Daniel Girmai Negusie went to the movies in Eritrea, and police literally dragged him off to join the army. He was then asked to fight for the East African country against its neighbor, Ethiopia. Negusie is a dual citizen of both nations.

When he refused to fight against Ethiopia, he was sent to prison and forced to become a prison guard himself. He carried a gun and prevented prisoners from taking showers and enjoying fresh air. He finally escaped and hid in a container on a boat to the United States.

He applied for asylum, and an immigration judge agreed with him that he would be tortured if he were returned to Eritrea. However, since he did persecute others in his homeland, he was not eligible for asylum.

The BIA and 5th Circuit reached the same conclusion, relying on the 1984 U.S. Supreme Court decision in Fedorenko v. United States that "an alien's motivation and intent are irrelevant to the issue of whether he assisted in persecution...it is the objective effect of an alien's action that is controlling."
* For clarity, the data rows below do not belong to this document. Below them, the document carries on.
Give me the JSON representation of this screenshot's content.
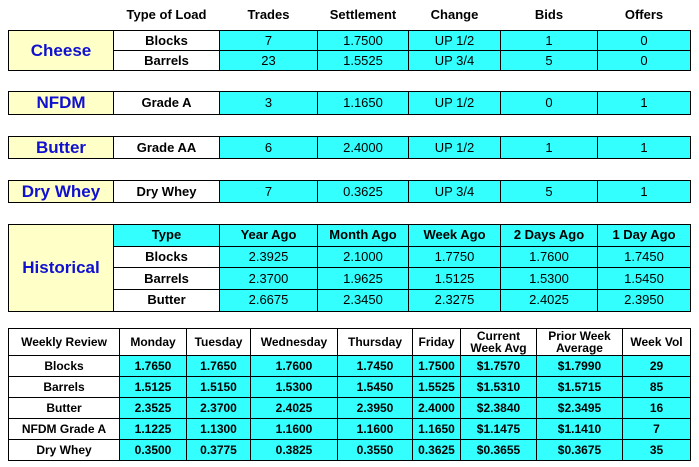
{
  "header": [
    "Type of Load",
    "Trades",
    "Settlement",
    "Change",
    "Bids",
    "Offers"
  ],
  "products": [
    {
      "name": "Cheese",
      "rows": [
        [
          "Blocks",
          "7",
          "1.7500",
          "UP 1/2",
          "1",
          "0"
        ],
        [
          "Barrels",
          "23",
          "1.5525",
          "UP 3/4",
          "5",
          "0"
        ]
      ]
    },
    {
      "name": "NFDM",
      "rows": [
        [
          "Grade A",
          "3",
          "1.1650",
          "UP 1/2",
          "0",
          "1"
        ]
      ]
    },
    {
      "name": "Butter",
      "rows": [
        [
          "Grade AA",
          "6",
          "2.4000",
          "UP 1/2",
          "1",
          "1"
        ]
      ]
    },
    {
      "name": "Dry Whey",
      "rows": [
        [
          "Dry Whey",
          "7",
          "0.3625",
          "UP 3/4",
          "5",
          "1"
        ]
      ]
    }
  ],
  "historical": {
    "title": "Historical",
    "header": [
      "Type",
      "Year Ago",
      "Month Ago",
      "Week Ago",
      "2 Days Ago",
      "1 Day Ago"
    ],
    "rows": [
      [
        "Blocks",
        "2.3925",
        "2.1000",
        "1.7750",
        "1.7600",
        "1.7450"
      ],
      [
        "Barrels",
        "2.3700",
        "1.9625",
        "1.5125",
        "1.5300",
        "1.5450"
      ],
      [
        "Butter",
        "2.6675",
        "2.3450",
        "2.3275",
        "2.4025",
        "2.3950"
      ]
    ]
  },
  "weekly": {
    "header": [
      "Weekly Review",
      "Monday",
      "Tuesday",
      "Wednesday",
      "Thursday",
      "Friday",
      "Current Week Avg",
      "Prior Week Average",
      "Week Vol"
    ],
    "rows": [
      [
        "Blocks",
        "1.7650",
        "1.7650",
        "1.7600",
        "1.7450",
        "1.7500",
        "$1.7570",
        "$1.7990",
        "29"
      ],
      [
        "Barrels",
        "1.5125",
        "1.5150",
        "1.5300",
        "1.5450",
        "1.5525",
        "$1.5310",
        "$1.5715",
        "85"
      ],
      [
        "Butter",
        "2.3525",
        "2.3700",
        "2.4025",
        "2.3950",
        "2.4000",
        "$2.3840",
        "$2.3495",
        "16"
      ],
      [
        "NFDM Grade A",
        "1.1225",
        "1.1300",
        "1.1600",
        "1.1600",
        "1.1650",
        "$1.1475",
        "$1.1410",
        "7"
      ],
      [
        "Dry Whey",
        "0.3500",
        "0.3775",
        "0.3825",
        "0.3550",
        "0.3625",
        "$0.3655",
        "$0.3675",
        "35"
      ]
    ]
  }
}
Justice Kennedy ruled that Fedorenko is not the correct precedent in this case of a whether Negusie is covered under the Immigration and Nationality Act's "persecutor-bar" exception.

"In holding that voluntariness is not required with respect to such a bar in the Displaced Persons Act of 1948," Kennedy wrote. "Fedorenko contrasted the omission there of the word 'voluntary' with the word's inclusion in a related statutory subsection.

"Because Congress did not use the word 'voluntary' anywhere in the persecutor bar at issue here," Kennedy added, "its omission cannot carry the same significance it did in Fedorenko."

The Supreme Court remanded the case to the BIA to decide it without the influence of Fedorenko as a controlling precedent.